Rendre la prise de parole accessible à plus de 2000 étudiantes et étudiants

Talents Article publié le 05 février 2026 , mis à jour le 05 février 2026

La deuxième édition du Festival Lab'Oratoire initié par la Faculté des Sciences d'Orsay dans le cadre du PPEI s’est ouvert cette année aux filières de STAPS et de Droit.

Ces ateliers, nés d'une idée originale de Martine Guillaud, coach en art oratoire et rendus possibles grâce au soutien de Karine Steenkeste, enseignante-chercheuse à la Faculté des Sciences, visent à faire prendre conscience aux étudiant.e.s de première année de licence, de l'importance de leur parole et de leur posture pour s’affirmer, convaincre, dépasser leur peur du jugement tout en respectant leurs interlocuteurs. Le tout pour valoriser leurs compétences. « L’idée, c’est de devenir acteur de soi-même, précise Martine Guillaud. Je ne travaille pas spécifiquement sur l’éloquence mais plutôt sur une posture : comment incarner la parole ? Oser prendre sa place ? Comment suis-je perçue par mon interlocuteur ? » 
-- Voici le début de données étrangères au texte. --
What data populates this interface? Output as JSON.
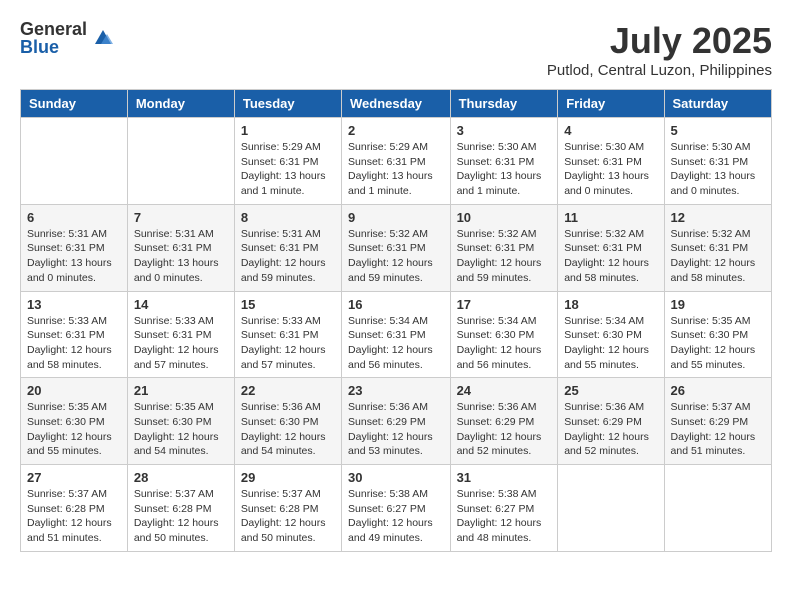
{
  "header": {
    "logo_general": "General",
    "logo_blue": "Blue",
    "month_title": "July 2025",
    "location": "Putlod, Central Luzon, Philippines"
  },
  "weekdays": [
    "Sunday",
    "Monday",
    "Tuesday",
    "Wednesday",
    "Thursday",
    "Friday",
    "Saturday"
  ],
  "weeks": [
    [
      {
        "day": "",
        "info": ""
      },
      {
        "day": "",
        "info": ""
      },
      {
        "day": "1",
        "info": "Sunrise: 5:29 AM\nSunset: 6:31 PM\nDaylight: 13 hours and 1 minute."
      },
      {
        "day": "2",
        "info": "Sunrise: 5:29 AM\nSunset: 6:31 PM\nDaylight: 13 hours and 1 minute."
      },
      {
        "day": "3",
        "info": "Sunrise: 5:30 AM\nSunset: 6:31 PM\nDaylight: 13 hours and 1 minute."
      },
      {
        "day": "4",
        "info": "Sunrise: 5:30 AM\nSunset: 6:31 PM\nDaylight: 13 hours and 0 minutes."
      },
      {
        "day": "5",
        "info": "Sunrise: 5:30 AM\nSunset: 6:31 PM\nDaylight: 13 hours and 0 minutes."
      }
    ],
    [
      {
        "day": "6",
        "info": "Sunrise: 5:31 AM\nSunset: 6:31 PM\nDaylight: 13 hours and 0 minutes."
      },
      {
        "day": "7",
        "info": "Sunrise: 5:31 AM\nSunset: 6:31 PM\nDaylight: 13 hours and 0 minutes."
      },
      {
        "day": "8",
        "info": "Sunrise: 5:31 AM\nSunset: 6:31 PM\nDaylight: 12 hours and 59 minutes."
      },
      {
        "day": "9",
        "info": "Sunrise: 5:32 AM\nSunset: 6:31 PM\nDaylight: 12 hours and 59 minutes."
      },
      {
        "day": "10",
        "info": "Sunrise: 5:32 AM\nSunset: 6:31 PM\nDaylight: 12 hours and 59 minutes."
      },
      {
        "day": "11",
        "info": "Sunrise: 5:32 AM\nSunset: 6:31 PM\nDaylight: 12 hours and 58 minutes."
      },
      {
        "day": "12",
        "info": "Sunrise: 5:32 AM\nSunset: 6:31 PM\nDaylight: 12 hours and 58 minutes."
      }
    ],
    [
      {
        "day": "13",
        "info": "Sunrise: 5:33 AM\nSunset: 6:31 PM\nDaylight: 12 hours and 58 minutes."
      },
      {
        "day": "14",
        "info": "Sunrise: 5:33 AM\nSunset: 6:31 PM\nDaylight: 12 hours and 57 minutes."
      },
      {
        "day": "15",
        "info": "Sunrise: 5:33 AM\nSunset: 6:31 PM\nDaylight: 12 hours and 57 minutes."
      },
      {
        "day": "16",
        "info": "Sunrise: 5:34 AM\nSunset: 6:31 PM\nDaylight: 12 hours and 56 minutes."
      },
      {
        "day": "17",
        "info": "Sunrise: 5:34 AM\nSunset: 6:30 PM\nDaylight: 12 hours and 56 minutes."
      },
      {
        "day": "18",
        "info": "Sunrise: 5:34 AM\nSunset: 6:30 PM\nDaylight: 12 hours and 55 minutes."
      },
      {
        "day": "19",
        "info": "Sunrise: 5:35 AM\nSunset: 6:30 PM\nDaylight: 12 hours and 55 minutes."
      }
    ],
    [
      {
        "day": "20",
        "info": "Sunrise: 5:35 AM\nSunset: 6:30 PM\nDaylight: 12 hours and 55 minutes."
      },
      {
        "day": "21",
        "info": "Sunrise: 5:35 AM\nSunset: 6:30 PM\nDaylight: 12 hours and 54 minutes."
      },
      {
        "day": "22",
        "info": "Sunrise: 5:36 AM\nSunset: 6:30 PM\nDaylight: 12 hours and 54 minutes."
      },
      {
        "day": "23",
        "info": "Sunrise: 5:36 AM\nSunset: 6:29 PM\nDaylight: 12 hours and 53 minutes."
      },
      {
        "day": "24",
        "info": "Sunrise: 5:36 AM\nSunset: 6:29 PM\nDaylight: 12 hours and 52 minutes."
      },
      {
        "day": "25",
        "info": "Sunrise: 5:36 AM\nSunset: 6:29 PM\nDaylight: 12 hours and 52 minutes."
      },
      {
        "day": "26",
        "info": "Sunrise: 5:37 AM\nSunset: 6:29 PM\nDaylight: 12 hours and 51 minutes."
      }
    ],
    [
      {
        "day": "27",
        "info": "Sunrise: 5:37 AM\nSunset: 6:28 PM\nDaylight: 12 hours and 51 minutes."
      },
      {
        "day": "28",
        "info": "Sunrise: 5:37 AM\nSunset: 6:28 PM\nDaylight: 12 hours and 50 minutes."
      },
      {
        "day": "29",
        "info": "Sunrise: 5:37 AM\nSunset: 6:28 PM\nDaylight: 12 hours and 50 minutes."
      },
      {
        "day": "30",
        "info": "Sunrise: 5:38 AM\nSunset: 6:27 PM\nDaylight: 12 hours and 49 minutes."
      },
      {
        "day": "31",
        "info": "Sunrise: 5:38 AM\nSunset: 6:27 PM\nDaylight: 12 hours and 48 minutes."
      },
      {
        "day": "",
        "info": ""
      },
      {
        "day": "",
        "info": ""
      }
    ]
  ]
}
L’objectif pédagogique des ateliers « Lab’Oratoire » est donc de permettre à chacun.e de s’épanouir et de trouver sa place, dans sa formation et son environnement, tout en développant son sens de l’écoute.

Une action de grande envergure

Soutenus par l’École Universitaire de Premier Cycle Paris-Saclay dans le cadre de son appel à projets, les ateliers Lab'Oratoire ont aussi été proposés cette année à la communauté étudiante de deux autres composantes de l'université Paris-Saclay : les L2 de la Faculté des Sciences du Sport et les L1 Droit de la Faculté Jean Monnet, soit environ 2100 étudiantes et étudiants au total.

L’organisation nécessaire pour encadrer un si grand nombre de participants a été immense, tant sur le plan logistique que pour Martine qui a mobilisé 13 intervenant·es, « essentiellement des artistes du monde du théâtre, de la mise en scène, du chant, de la danse, mais aussi des influenceurs du monde oratoire » nous précise-t-elle. Corentin Eveno qui a participé dernièrement à l’émission « Loups Garous » sur Canal + et qui compte 330 000 followers sur Instagram était de la partie.

Ne pas être dans le jugement

Martine a imaginé une série d’ateliers, enchaînant exercices collectifs et moments consacrés à la préparation de la restitution, « une partition qui monte crescendo » !
Mais comme Martine le souligne, ce qui était surtout demandé aux étudiant.es, c’était un engagement. « On voulait qu’elles et ils osent parler de ce qu’elles et ils ressentent. La parole, c’est aussi politique. Qu’elles/ils profitent de cette opportunité de s’exprimer librement ».

Pendant les 3 représentations finales, l’amphi ne pouvant pas accueillir plus de 900 personnes, chaque étudiante et étudiant a pu monter sur scène et s’exprimer devant un public enthousiaste. Pas de jugement, ni de note dans ce cadre. Le but du festival, c’est surtout que chacun puisse dépasser sa crainte de s’exprimer à l’oral,  crainte qui remonte souvent à l’enfance. 

Ce festival a également permis aux étudiant.es d’apprendre à se connaître, à se parler, surtout pour le plus réservé.es. Une réflexion est en cours pour pérenniser ce grand succès.

Un documentaire en préparation

Un documentaire sur le Festival Lab’oratoire devrait sortir prochainement. Il s’agira d’un film à but pédagogique pour laisser une trace du festival et donner envie à la communauté étudiante de participer à la troisième édition en 2027.